The timing of this election was the worst of all worlds for them - a leader who has not been welcomed by the voters, no policies other than Block Brexit - just ill-prepared for the fight. It may not have been Sir Lynton's primary aim on election timing, but I don't doubt he came to the same assessment.
And after four weeks of the Tories playing rope-a-dope, with UKIP and the LibDems out the ring, we can now have three weeks brutally focussing on Labour.
If they'd insulated Farron from the 'coalition of chaos' meme and treated them as a minor 'serious' party (and ex-coalition partner) then they would have been much better placed to punish Labour. As it is it's looking like a two-horse race in which people are drawn to the underdog.
There appears to be two likely outcomes from the GE.
1. TMay gets a stonking majority. Corbyn is humiliated and leaves. Labour slowly recovers under a different leader.
2. TMay gets a reasonable majority. Corbyn uses the excuse to stay (as not outright terrible). Labour is split and destroyed.
"Rigid dogma and ideology needless and damaging
... change shaped through clear principles."
I have clear principles you have rigid dogma and ideology.
Does that make them xenophobes? I dunno...
What critics of Corbyn can argue is that under hypothetical wonder-leader from the centre, we would be gaining votes from the left of the Tories while they snuggle up to UKIP. Whether that's true to a large extent is debatable, cf. the poll two days ago showing Labour doing much worse if Tony Blair was leading. I think we're seeing some genuine polarisation here.
But if there is a transition period (five years? 10 years?) that still leaves us at the next GE not having left and with the possibility for the next Govt to say we're not leaving.
cf. the poll two days ago showing Labour doing much worse if Tony Blair was leading
That's more to do with people's opinion of Blair than a policy position.
https://www.oldmutualwealth.co.uk/Media-Centre/2017-press-releases/April-2017/poll-reveals-triple-lock-debate-could-cost-tory-party-key-votes/
I haven't seen any other evidence on this question. My suspicion is Corbyn is so toxic to the older generation it won't matter much this time - but could well matter under a different Labour leader in future.
http://i.telegraph.co.uk/multimedia/archive/02628/tory-van-620_2628143a.jpg
Edit: there is no pooled risk. If you are lucky you are quids in.
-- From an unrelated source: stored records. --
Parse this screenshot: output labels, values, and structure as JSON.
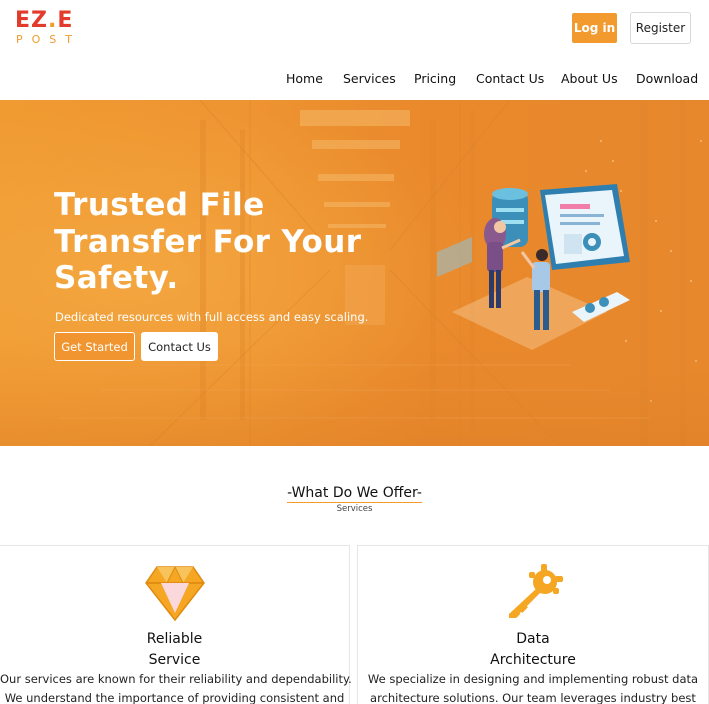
{
  "brand": {
    "logo_top": "EZ",
    "logo_dot": ".",
    "logo_e": "E",
    "logo_bottom": "POST",
    "colors": {
      "primary": "#f29a2e",
      "logo_red": "#e23b2b"
    }
  },
  "header": {
    "login_label": "Log in",
    "register_label": "Register"
  },
  "nav": {
    "items": [
      "Home",
      "Services",
      "Pricing",
      "Contact Us",
      "About Us",
      "Download"
    ]
  },
  "hero": {
    "title_lines": [
      "Trusted File",
      "Transfer For Your",
      "Safety."
    ],
    "subtitle": "Dedicated resources with full access and easy scaling.",
    "primary_button": "Get Started",
    "secondary_button": "Contact Us",
    "illustration": "people-with-data-dashboard-illustration"
  },
  "offer": {
    "title": "-What Do We Offer-",
    "subtitle": "Services",
    "cards": [
      {
        "icon": "diamond-icon",
        "title_lines": [
          "Reliable",
          "Service"
        ],
        "text_lines": [
          "Our services are known for their reliability and dependability.",
          "We understand the importance of providing consistent and"
        ]
      },
      {
        "icon": "key-icon",
        "title_lines": [
          "Data",
          "Architecture"
        ],
        "text_lines": [
          "We specialize in designing and implementing robust data",
          "architecture solutions. Our team leverages industry best"
        ]
      }
    ]
  }
}
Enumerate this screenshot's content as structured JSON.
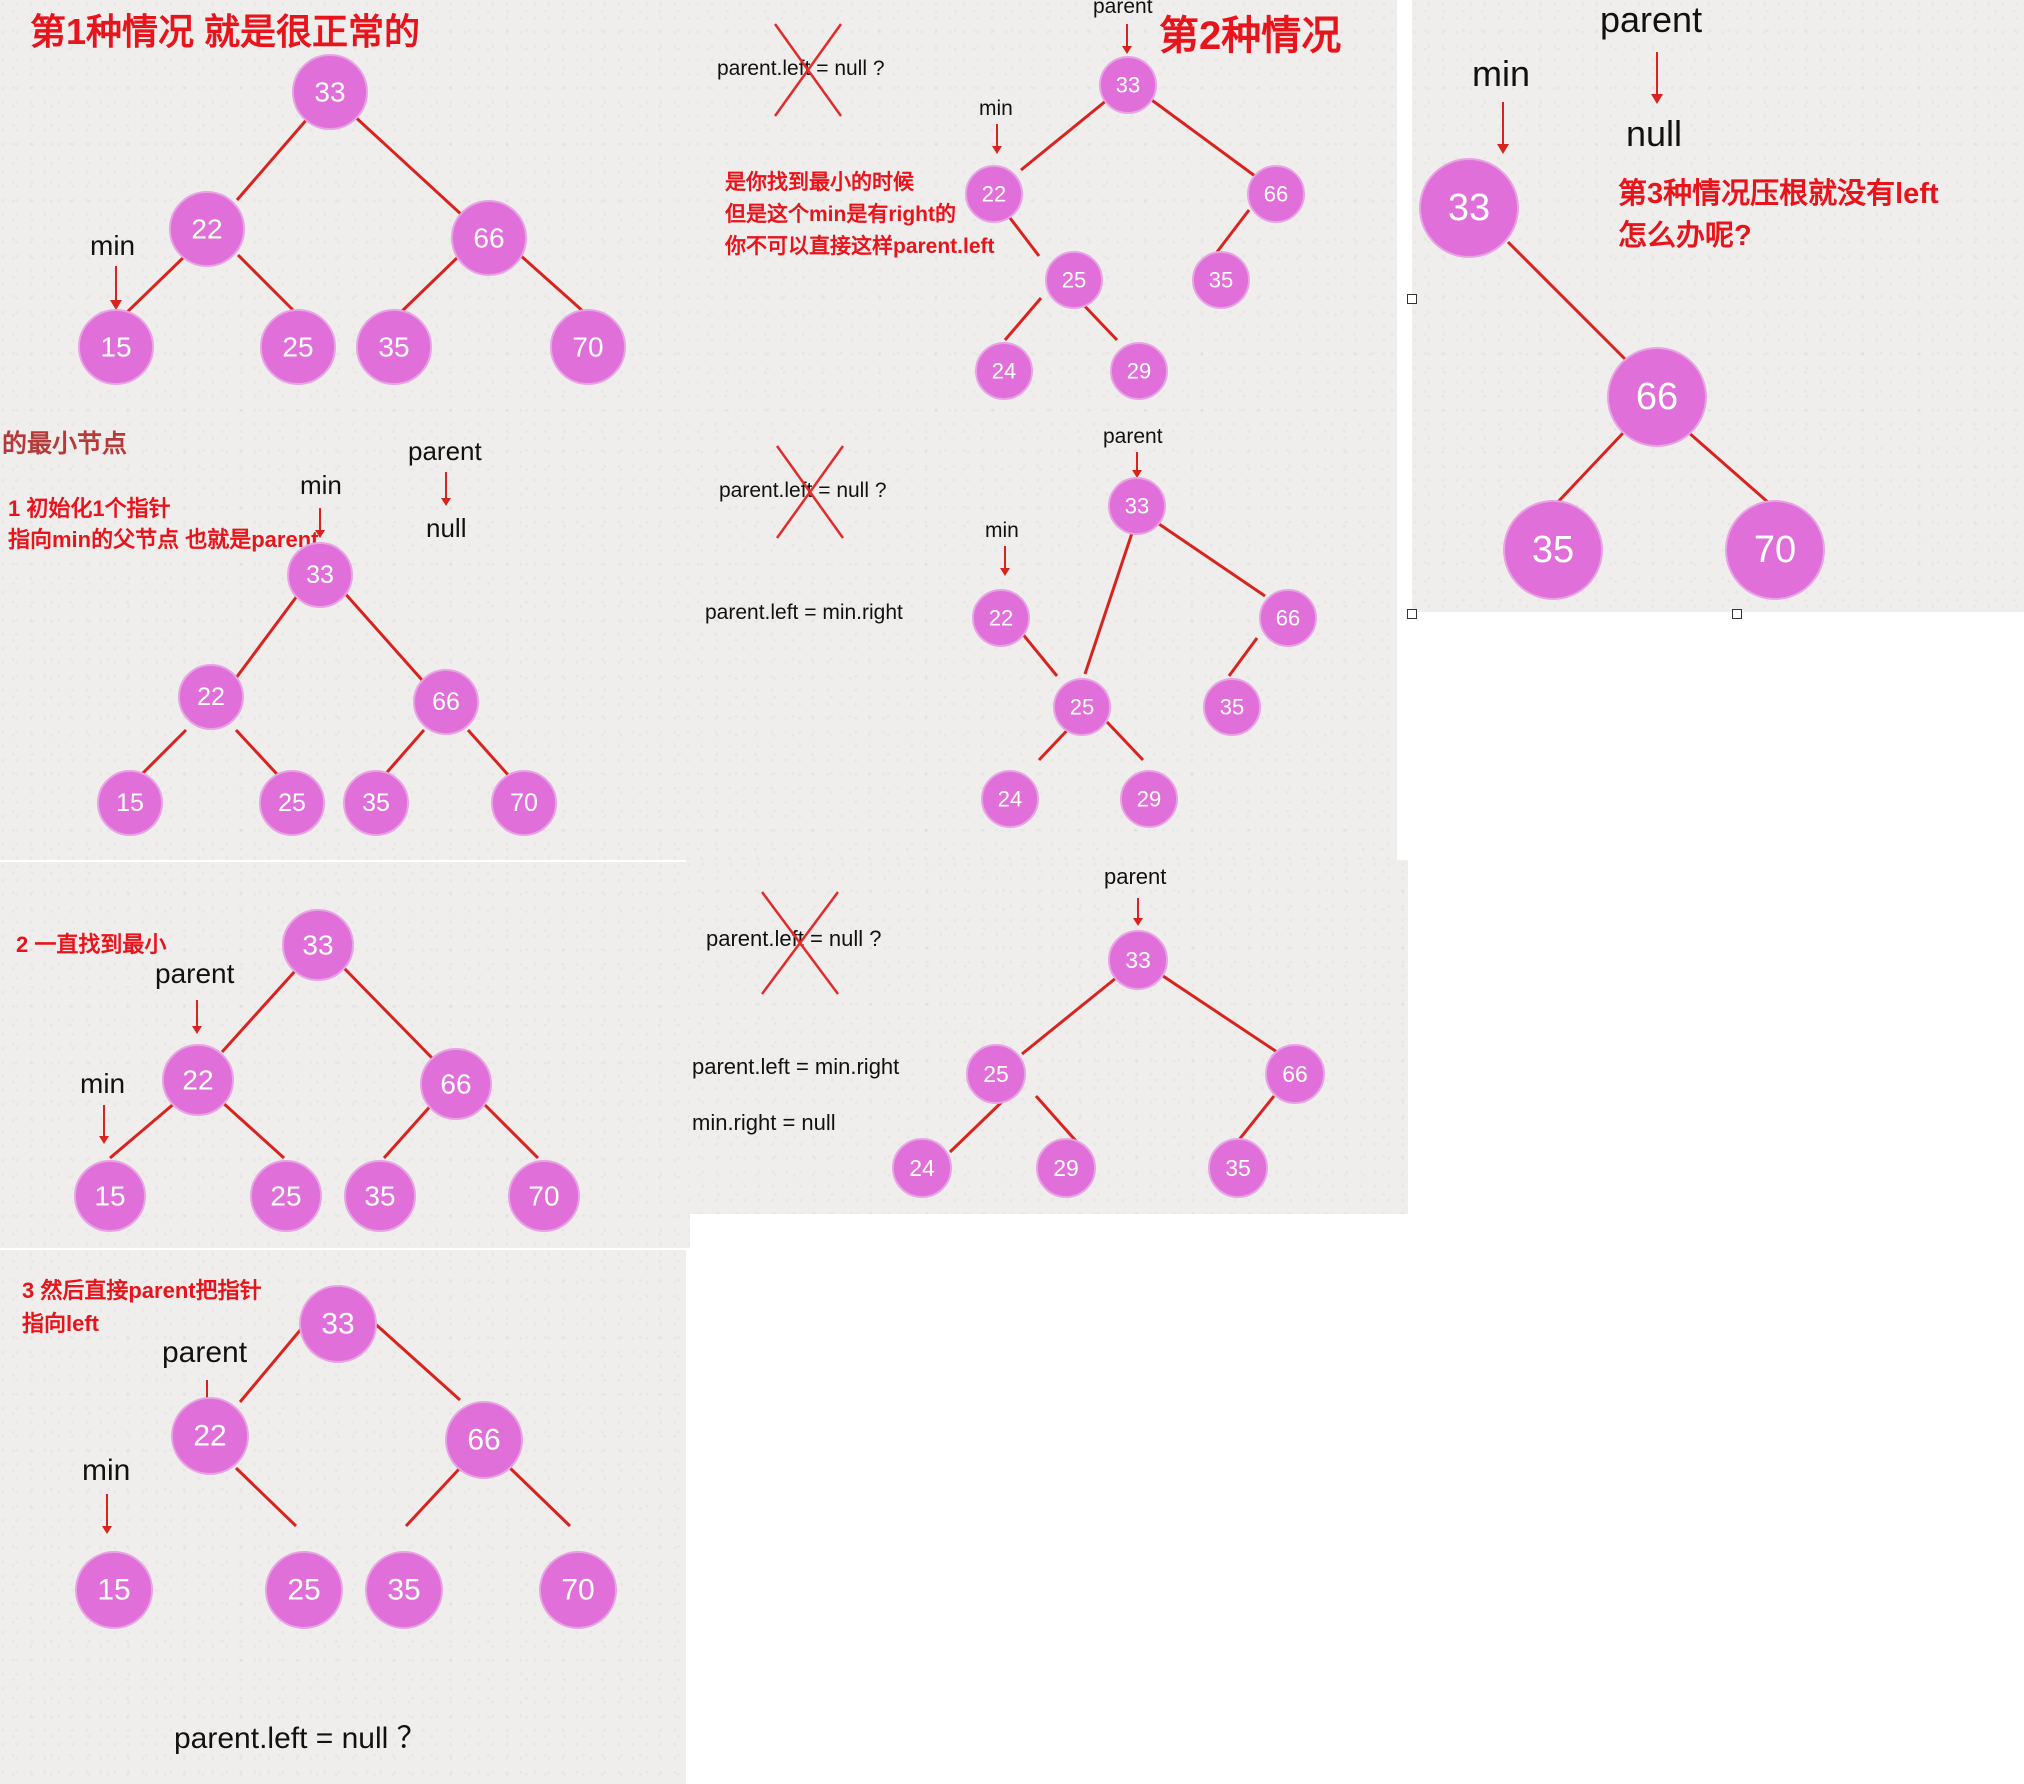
{
  "titles": {
    "case1": "第1种情况 就是很正常的",
    "case2": "第2种情况",
    "case3": "第3种情况压根就没有left",
    "case3_line2": "怎么办呢?"
  },
  "labels": {
    "min": "min",
    "parent": "parent",
    "null": "null"
  },
  "notes": {
    "min_node": "的最小节点",
    "step1_line1": "1 初始化1个指针",
    "step1_line2": "指向min的父节点 也就是parent",
    "step2": "2 一直找到最小",
    "step3_line1": "3 然后直接parent把指针",
    "step3_line2": "指向left",
    "case2_line1": "是你找到最小的时候",
    "case2_line2": "但是这个min是有right的",
    "case2_line3": "你不可以直接这样parent.left"
  },
  "code": {
    "left_null_q": "parent.left = null ?",
    "left_null_q_sp": "parent.left = null ？",
    "left_eq_min_right": "parent.left = min.right",
    "min_right_null": "min.right = null"
  },
  "nodes": {
    "n33": "33",
    "n22": "22",
    "n66": "66",
    "n15": "15",
    "n25": "25",
    "n35": "35",
    "n70": "70",
    "n24": "24",
    "n29": "29"
  },
  "colors": {
    "node_fill": "#e06fd9",
    "edge": "#d9231f",
    "title_red": "#e8141b"
  }
}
UKIP on the other hand is dead. Farage gone, it's purpose delivered, a new joke leader installed - they were always going to go backwards. And where are their 97% Brexit voters going - to Jeremy "open borders" Corbyn? Leave it out....
https://twitter.com/lxrobb/status/864804528750833665
I was there when the poliz turned up to raid his boat.
The younger female quota is vastly oversubscribed.